Of course, you would do a smaller scale search like this for each of the verticals you’re interested in working with. You don’t want to limit yourself too much.
Don’t Start at the Top
So now that you’ve got your starter list of prospects, you may be tempted to start at the top and work your way down. While you are looking for credible leads with recognizable affiliations, you don’t want to go after a company that doesn’t need your services.
Most people never look past the first page of search results when seeking a product or service provider. A law office that shows up on the first page of my targeted search doesn’t need my help anywhere near as much as a law office that shows up at the top of page two.
Look for Holes
By this point I know that my potential client needs my SEO services, but what else can I help them with? Do they have a blog, and if so what is the content quality and how often is it updated?
Here is an example of a blog post from a website I found on the second page of my search. The website overall seems to have all of the right things, so why isn’t it on the first page of search results? It’s possibly due to overuse of keywords and content that, though informative, is too full of legal lingo to engage their target audience. Even when I search using the exact keywords in the post, it still shows up on the second page.
They don’t know that’s a problem, but I do and I can help fix it. They have just become a potential lead.
Envision what the website could look like and identify specific areas you could improve. This will help the prospect see why choosing your product or service would be beneficial for them.
It’s not enough to just tell a potential client that I can improve their web visibility. If I want their business I need them to be able to visualize the results I’m offering.
Keep Thorough Records
Keeping clear and complete records of quality leads is important, especially if you will be passing your findings on to a sales team. Your research doesn’t help anyone if there’s no comprehensible record of it.

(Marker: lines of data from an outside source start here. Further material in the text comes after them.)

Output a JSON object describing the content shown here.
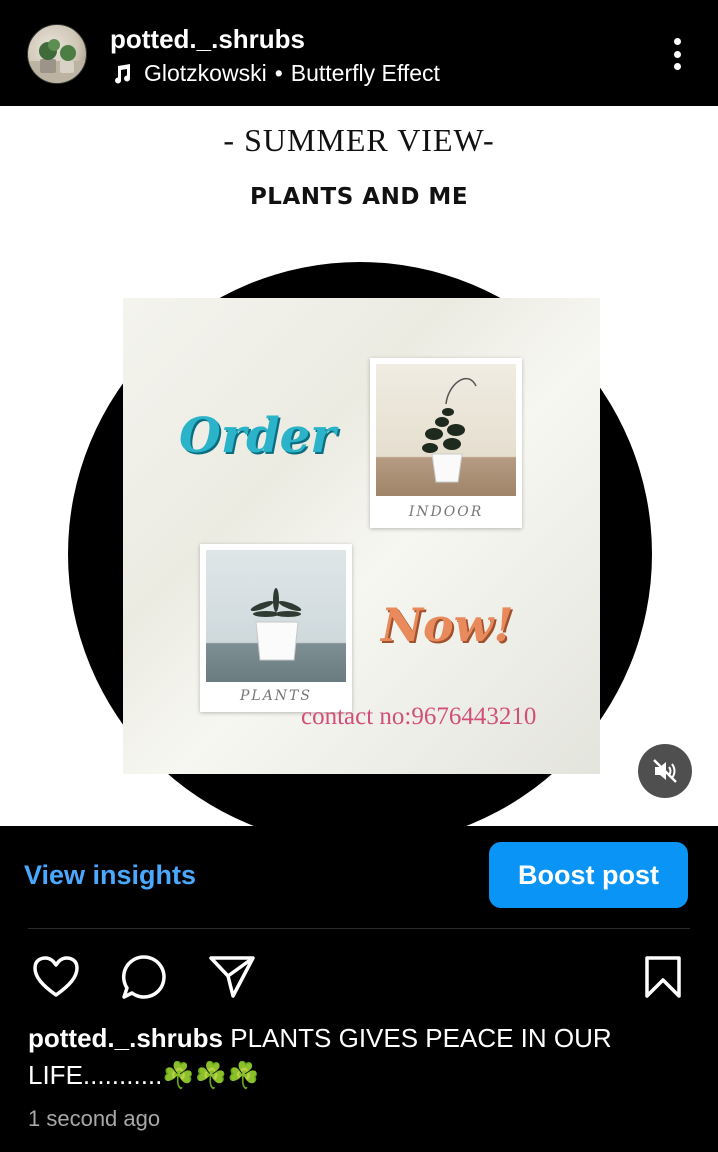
{
  "header": {
    "username": "potted._.shrubs",
    "artist": "Glotzkowski",
    "separator": "•",
    "song": "Butterfly Effect",
    "icons": {
      "music": "music-note-icon",
      "more": "more-vertical-icon"
    }
  },
  "post": {
    "title": "- SUMMER VIEW-",
    "subtitle": "PLANTS AND ME",
    "order_text": "Order",
    "now_text": "Now!",
    "contact_text": "contact no:9676443210",
    "polaroid_top_caption": "INDOOR",
    "polaroid_bottom_caption": "PLANTS",
    "mute_icon": "muted-speaker-icon"
  },
  "insights": {
    "view_label": "View insights",
    "boost_label": "Boost post"
  },
  "actions": {
    "icons": [
      "heart-icon",
      "comment-icon",
      "share-icon",
      "bookmark-icon"
    ]
  },
  "caption": {
    "username": "potted._.shrubs",
    "text": " PLANTS GIVES PEACE IN OUR LIFE...........☘️☘️☘️"
  },
  "timestamp": "1 second ago",
  "colors": {
    "link": "#4aa8ff",
    "boost": "#0a95f6",
    "order": "#2bb3c9",
    "now": "#e98a5c",
    "contact": "#d24f7c"
  }
}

At minimum include the company’s name and location, URL, review date, contact information and product or services offered. It’s also helpful to include information on current domain authority, age and number of indexed pages (which can both influence the ranking of a website), the company’s preferred conversion method and notes on suggested improvements.
Don’t Forget Your True Purpose
It’s important to remember throughout all of this that you are hoping to do more than simply sell something to your prospective client. You are hoping to build a lasting relationship that will
benefit the client, and your company.
The bit of extra effort you put into finding quality leads is what makes them quality!